Pour Serigne Cheikh Tidiane Sy si l’humanité en arrive à ce point, alors « plus d’humanité et
point de civilisation ! ».
Vision ne pouvait être plus futuriste. Il aura bien fallu attendre la fin du XXème siècle, que le
communisme s’effondre, que Jean-Christophe Ruffin parle d’« empire » et de « nouveaux
barbares », qu’un certain Huntington théorise le « choc des civilisations », que le 11 septembre
se produise, qu’Emmanuel Todd prédise la « fin de l’Empire », qu’on envahisse des pays
souverains au mépris du droit international, que le capitalisme mondial soit frappé par une crise
inouïe, que le terme de régulation réintègre le vocabulaire économique et financier, que la
jeunesse du monde arabe se dresse contre l’injustice des potentats, qu’une réelle crise de
confiance s’installe entre les gouvernés et les gouvernants pour comprendre enfin le vrai sens
et la nécessité de l’éthique dans les rapports politiques et économiques !

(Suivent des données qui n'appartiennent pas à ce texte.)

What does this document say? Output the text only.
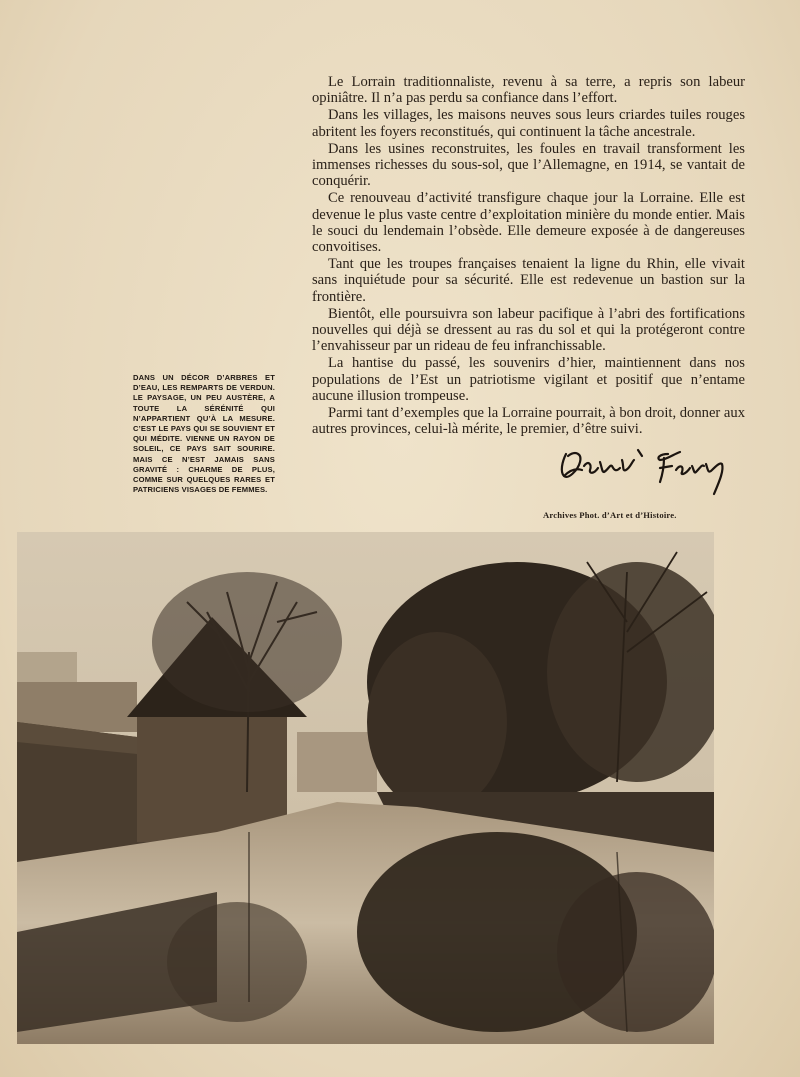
Le Lorrain traditionnaliste, revenu à sa terre, a repris son labeur opiniâtre. Il n’a pas perdu sa confiance dans l’effort.

Dans les villages, les maisons neuves sous leurs criardes tuiles rouges abritent les foyers reconstitués, qui continuent la tâche ancestrale.

Dans les usines reconstruites, les foules en travail transforment les immenses richesses du sous-sol, que l’Allemagne, en 1914, se vantait de conquérir.

Ce renouveau d’activité transfigure chaque jour la Lorraine. Elle est devenue le plus vaste centre d’exploitation minière du monde entier. Mais le souci du lendemain l’obsède. Elle demeure exposée à de dangereuses convoitises.

Tant que les troupes françaises tenaient la ligne du Rhin, elle vivait sans inquiétude pour sa sécurité. Elle est redevenue un bastion sur la frontière.

Bientôt, elle poursuivra son labeur pacifique à l’abri des fortifications nouvelles qui déjà se dressent au ras du sol et qui la protégeront contre l’envahisseur par un rideau de feu infranchissable.

La hantise du passé, les souvenirs d’hier, maintiennent dans nos populations de l’Est un patriotisme vigilant et positif que n’entame aucune illusion trompeuse.

Parmi tant d’exemples que la Lorraine pourrait, à bon droit, donner aux autres provinces, celui-là mérite, le premier, d’être suivi.

DANS UN DÉCOR D’ARBRES ET D’EAU, LES REMPARTS DE VERDUN. LE PAYSAGE, UN PEU AUSTÈRE, A TOUTE LA SÉRÉNITÉ QUI N’APPARTIENT QU’À LA MESURE. C’EST LE PAYS QUI SE SOUVIENT ET QUI MÉDITE. VIENNE UN RAYON DE SOLEIL, CE PAYS SAIT SOURIRE. MAIS CE N’EST JAMAIS SANS GRAVITÉ : CHARME DE PLUS, COMME SUR QUELQUES RARES ET PATRICIENS VISAGES DE FEMMES.
Archives Phot. d’Art et d’Histoire.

Pourtant, dès les années 1960, Serigne Cheikh, ce penseur avant-gardiste, l’avait intégré dans
sa conception d’une civilisation universelle durable à laquelle l’islam et les Musulmans devraient
contribuer à la mesure de la pertinence du message Mohammedien. Certainement, pour
théoriser une telle conception et l’harmoniser avec le message islamique au-delà des
particularismes, il fallait compter sur la vision d’un Cheikh Tidiane Sy, ce « philosophe de son
temps » (faylasûfu ‘açrihi) –comme le dit Serigne Maodo Sy – armé d’un sens élevé de la
critique constructive et d’une audace de l’alternative, libératrices des conformismes coutumiers
(âda), puisse l’exprimer en toute responsabilité.